Gust load due to atmospheric turbulence is mandatory to be considered in the aircraft analysis as part of airworthiness requirement. The gust load alleviation plays an important role to effectively utilize the wing structural flexibility without ignoring the safety issue. In the present work, a method to alleviate the wing gust load is proposed by considering the structural flexibility of the wing and proper arrangement of composite material layers. The approach takes into account the wing planform, wing composite thickness and material direction, wing structural dynamic frequencies and modes, steady and unsteady aerodynamics of the wing surface. The objective of the study is to minimize the wing root bending moment power spectral density. The constraint of the study includes the wing material requirement, wing configuration, and the aerodynamic wing performance. The gust load analysis of the present structural model will be compared to the literature for the validation purpose. A finite element approach is used to simulate the wing structure in combination with the doublet lattice method to model the wing aerodynamics.

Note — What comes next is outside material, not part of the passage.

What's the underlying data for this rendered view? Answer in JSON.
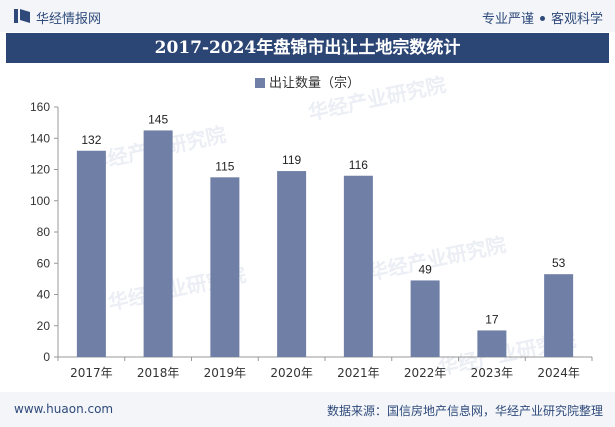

The gust load profile, according to aviation regulations, is used. The proposed method gives a contribution to the gust load alleviation of large transport aircraft and unmanned air vehicles. It is clearly seen that the best configuration for reducing the bending moment power spectral density is swept back wing then swept forward. The swept-back configuration (45 degrees) showed an average decrease of the bending moment by 12% for a frequency range of 0 to 100 Hz. The present work also shows that the wing composite thickness and material direction affects the aerodynamic stability derivatives as function of Mach number which are important for the design of the aircraft flight dynamic and performance.